Most Unexpected Expenses…Aren’t

“Unexpected Expenses” is a topic that frequently comes up in my classes and when talking with others about finances. This is in the context of a discussion around spending less than you make, saving and investing the rest, and letting compound interest work its magic. Pretty much invariably, several folks will say something similar to the following, “Yes, I can see how that math works, but what about when unexpected expenses come up?” So let’s explore that a bit.

Important Note: I am in no way trying to minimize the impact of these expenses or how stressful it can be when you don’t have the money to cover them. Nor am I speaking to folks who are earning poverty-level wages. The context of our discussions is that we are talking about saving and investing for people making at least the median household income in the United States ($70,784 as of 2021). Just about everyone in my class who has a partner is making more than that in their household, and the single folks may (or may not) be making less, but obviously have less expenses. So I’m exploring this idea in that context.

So let’s take a look at some of the “unexpected expenses” that frequently get mentioned.

  • Car Maintenance and Repair: If you own a car, you know you are going to have on-going maintenance costs, occasional repair costs, and eventually will need to replace it.
  • Home Maintenance and Repair: If you own a home, you know you are going to have on-going maintenance costs and occasional repair costs (the water heater is going to break, the furnace/ac is going to need to be replaced, as will your appliances), and you may eventually decide to move to a new, more expensive house.
  • Health Care Costs: If you are alive, you know you are going to have at least some on-going out-of-pocket health care costs and occasionally have a larger bill for something more involved. And, if you have children, you know this is going to happen more frequently (broken bones, braces, etc.)
  • Children: There is no doubt that children are expensive, including daycare costs if that applies to you (but there are tax breaks to help with that). You know children are expensive and you (should) know those expenses are coming.

So here’s my (apparently controversial to some folks) take: these are not unexpected expenses. All of these expenses are (or at least should be) expected. It’s not a question of if, it’s just that you don’t know when they are going to happen.(The expense isn’t unexpected, just the timing.)  So you should be planning for these expenses in advance and, when they happen, they still won’t be fun, but you’ll be prepared. This is the reason why it’s suggested you live below your means and have some savings1 built up (and then, once you have that savings, any additional extra goes into investments).

But for many folks, if there is money left over at the end of the month, that’s money that they feel free to spend. And then when those expected expenses arise (again, we may not know when, but we know they are coming), they view them as unexpected and something they have trouble paying for. It’s this mindset that I try to (gently) address in my classes and conversations. If you’re paying your fixed bills each month and then spending the rest on other things because you have “money left over,” then you aren’t being rational about the expenses that you know are coming. (Again, see the note at the beginning that this is not speaking to those who are barely making enough to survive.) If, however, you think about the future just a little bit, then you set aside the appropriate level of savings to handle these expected expenses and then invest anything above that. So, yes, when these expected expenses do hit, perhaps you then need to redirect that extra from investments back into savings to build it back up. But that’s temporary, and once your savings is built back up, you return to investing the extra.

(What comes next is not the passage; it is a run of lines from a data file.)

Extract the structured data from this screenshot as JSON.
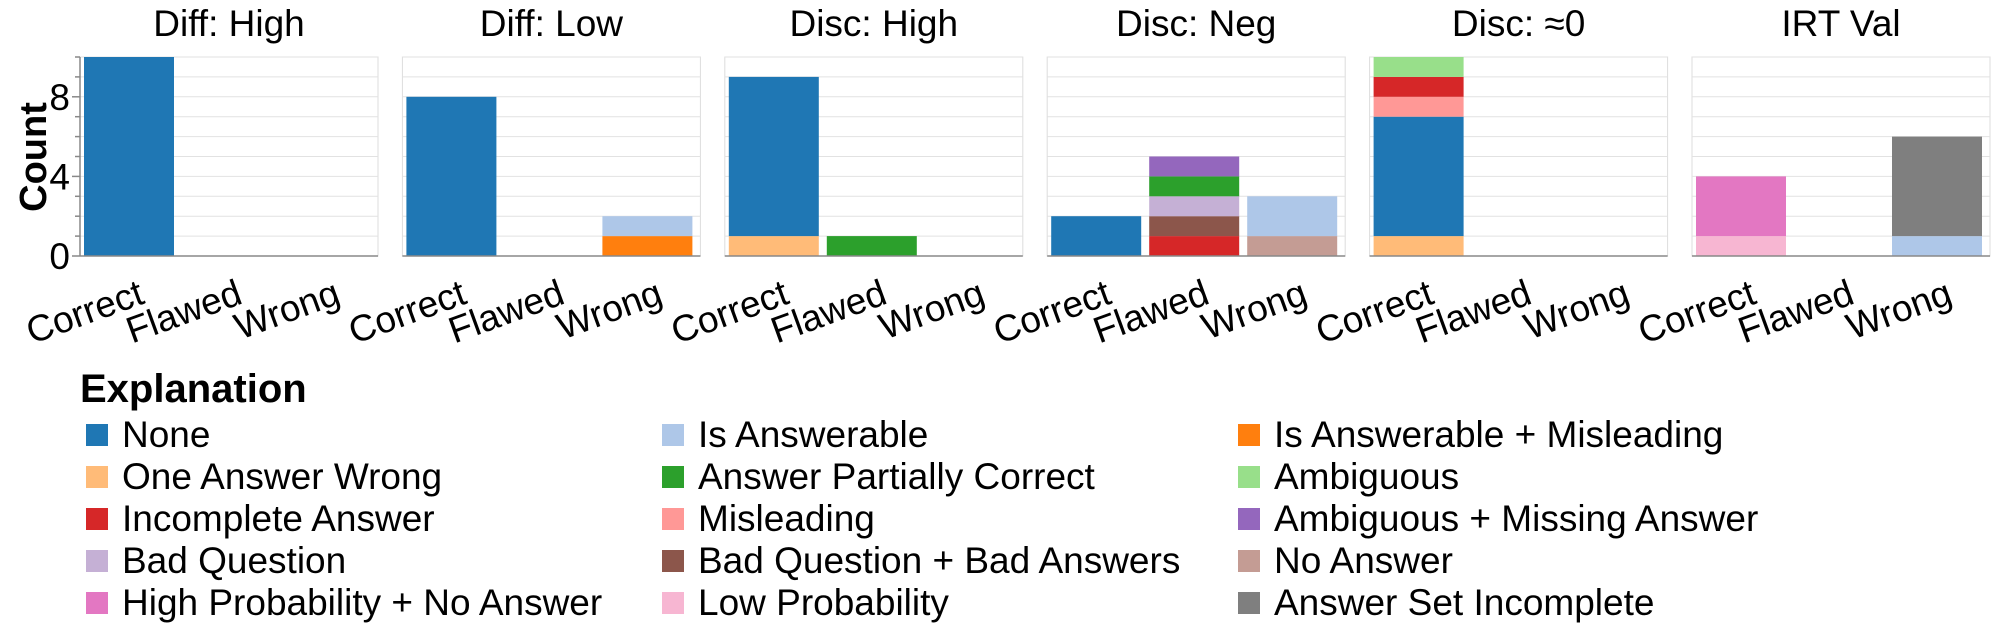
{
  "chart_data": {
    "type": "bar",
    "stacked": true,
    "ylabel": "Count",
    "ylim": [
      0,
      10
    ],
    "yticks": [
      0,
      4,
      8
    ],
    "grid": true,
    "categories": [
      "Correct",
      "Flawed",
      "Wrong"
    ],
    "legend_title": "Explanation",
    "legend_position": "bottom",
    "legend": [
      {
        "name": "None",
        "color": "#1f77b4"
      },
      {
        "name": "One Answer Wrong",
        "color": "#ffbb78"
      },
      {
        "name": "Incomplete Answer",
        "color": "#d62728"
      },
      {
        "name": "Bad Question",
        "color": "#c5b0d5"
      },
      {
        "name": "High Probability + No Answer",
        "color": "#e377c2"
      },
      {
        "name": "Is Answerable",
        "color": "#aec7e8"
      },
      {
        "name": "Answer Partially Correct",
        "color": "#2ca02c"
      },
      {
        "name": "Misleading",
        "color": "#ff9896"
      },
      {
        "name": "Bad Question + Bad Answers",
        "color": "#8c564b"
      },
      {
        "name": "Low Probability",
        "color": "#f7b6d2"
      },
      {
        "name": "Is Answerable + Misleading",
        "color": "#ff7f0e"
      },
      {
        "name": "Ambiguous",
        "color": "#98df8a"
      },
      {
        "name": "Ambiguous + Missing Answer",
        "color": "#9467bd"
      },
      {
        "name": "No Answer",
        "color": "#c49c94"
      },
      {
        "name": "Answer Set Incomplete",
        "color": "#7f7f7f"
      }
    ],
    "panels": [
      {
        "title": "Diff: High",
        "bars": {
          "Correct": [
            {
              "label": "None",
              "value": 10
            }
          ],
          "Flawed": [],
          "Wrong": []
        }
      },
      {
        "title": "Diff: Low",
        "bars": {
          "Correct": [
            {
              "label": "None",
              "value": 8
            }
          ],
          "Flawed": [],
          "Wrong": [
            {
              "label": "Is Answerable + Misleading",
              "value": 1
            },
            {
              "label": "Is Answerable",
              "value": 1
            }
          ]
        }
      },
      {
        "title": "Disc: High",
        "bars": {
          "Correct": [
            {
              "label": "One Answer Wrong",
              "value": 1
            },
            {
              "label": "None",
              "value": 8
            }
          ],
          "Flawed": [
            {
              "label": "Answer Partially Correct",
              "value": 1
            }
          ],
          "Wrong": []
        }
      },
      {
        "title": "Disc: Neg",
        "bars": {
          "Correct": [
            {
              "label": "None",
              "value": 2
            }
          ],
          "Flawed": [
            {
              "label": "Incomplete Answer",
              "value": 1
            },
            {
              "label": "Bad Question + Bad Answers",
              "value": 1
            },
            {
              "label": "Bad Question",
              "value": 1
            },
            {
              "label": "Answer Partially Correct",
              "value": 1
            },
            {
              "label": "Ambiguous + Missing Answer",
              "value": 1
            }
          ],
          "Wrong": [
            {
              "label": "No Answer",
              "value": 1
            },
            {
              "label": "Is Answerable",
              "value": 2
            }
          ]
        }
      },
      {
        "title": "Disc: ≈0",
        "bars": {
          "Correct": [
            {
              "label": "One Answer Wrong",
              "value": 1
            },
            {
              "label": "None",
              "value": 6
            },
            {
              "label": "Misleading",
              "value": 1
            },
            {
              "label": "Incomplete Answer",
              "value": 1
            },
            {
              "label": "Ambiguous",
              "value": 1
            }
          ],
          "Flawed": [],
          "Wrong": []
        }
      },
      {
        "title": "IRT Val",
        "bars": {
          "Correct": [
            {
              "label": "Low Probability",
              "value": 1
            },
            {
              "label": "High Probability + No Answer",
              "value": 3
            }
          ],
          "Flawed": [],
          "Wrong": [
            {
              "label": "Is Answerable",
              "value": 1
            },
            {
              "label": "Answer Set Incomplete",
              "value": 5
            }
          ]
        }
      }
    ]
  }
}
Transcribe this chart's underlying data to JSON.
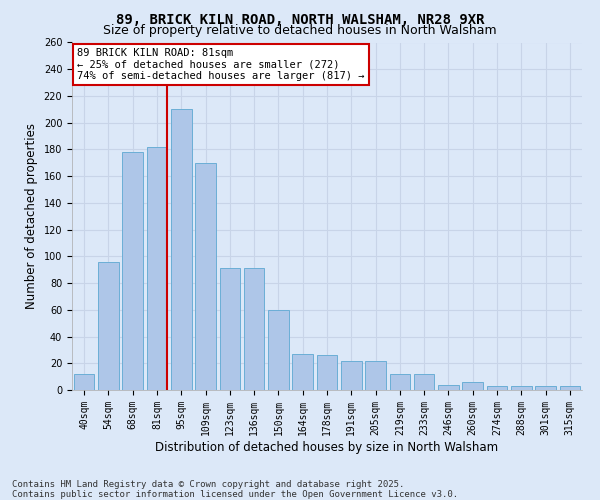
{
  "title_line1": "89, BRICK KILN ROAD, NORTH WALSHAM, NR28 9XR",
  "title_line2": "Size of property relative to detached houses in North Walsham",
  "xlabel": "Distribution of detached houses by size in North Walsham",
  "ylabel": "Number of detached properties",
  "categories": [
    "40sqm",
    "54sqm",
    "68sqm",
    "81sqm",
    "95sqm",
    "109sqm",
    "123sqm",
    "136sqm",
    "150sqm",
    "164sqm",
    "178sqm",
    "191sqm",
    "205sqm",
    "219sqm",
    "233sqm",
    "246sqm",
    "260sqm",
    "274sqm",
    "288sqm",
    "301sqm",
    "315sqm"
  ],
  "values": [
    12,
    96,
    178,
    182,
    210,
    170,
    91,
    91,
    60,
    27,
    26,
    22,
    22,
    12,
    12,
    4,
    6,
    3,
    3,
    3,
    3
  ],
  "bar_color": "#aec6e8",
  "bar_edge_color": "#6baed6",
  "subject_line_idx": 3,
  "annotation_text": "89 BRICK KILN ROAD: 81sqm\n← 25% of detached houses are smaller (272)\n74% of semi-detached houses are larger (817) →",
  "annotation_box_color": "#ffffff",
  "annotation_box_edge_color": "#cc0000",
  "subject_line_color": "#cc0000",
  "ylim": [
    0,
    260
  ],
  "yticks": [
    0,
    20,
    40,
    60,
    80,
    100,
    120,
    140,
    160,
    180,
    200,
    220,
    240,
    260
  ],
  "grid_color": "#c8d4e8",
  "background_color": "#dce8f8",
  "footer_line1": "Contains HM Land Registry data © Crown copyright and database right 2025.",
  "footer_line2": "Contains public sector information licensed under the Open Government Licence v3.0.",
  "title_fontsize": 10,
  "subtitle_fontsize": 9,
  "axis_label_fontsize": 8.5,
  "tick_fontsize": 7,
  "annotation_fontsize": 7.5,
  "footer_fontsize": 6.5
}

Some folks will disagree with this approach and argue that it’s important to also live in the moment. I don’t disagree with that, and agree that if that aligns with their values and goals then that is what they should do. But they also need to be realistic about the consequences of that and not lament that they don’t have the means to deal with these expected expenses. They do (or could), they’ve just chosen differently. They need to find a balance between living the life they want to live now and the life they’d like to live in the future.

So what’s the point? (“Yeah, Karl, what is the point?”). I’m hoping this might encourage some people to reexamine their mindset around this issue. Everyone (above poverty level, and certainly those making better than the median) should have enough built up in savings to handle these expected expenses (whenever they end up happening), and then take any additional they have available and invest it to start that virtuous cycle of compound interest (for use by their future selves).  If you think there’s just no way it’s possible you can do this, then perhaps you should also take some time and reflect on if you are actually living beyond your means.

1Some people refer to this as “emergency savings” but, no surprise, I don’t like that term. These aren’t emergencies, these are things that are expected to happen. This is why we have savings. While true emergencies do happen, those are why we have insurance.

  • We have homeowners insurance in case something catastrophic happens to our house (for example, a tornado hit my house last week – that was unexpected). But we should be prepared to pay the normal home maintenance and repair costs ourselves.
  • We have health insurance to help prevent catastrophic costs (there’s a yearly out-of-pocket limit and no lifetime maximum), not to pay for the expected out-of-pocket costs.
  • We have life insurance if we have dependents who depend on our income in case a tragedy happens, in order to help them until they become old enough to earn enough to be independent, not to pay for daycare, sports and activities.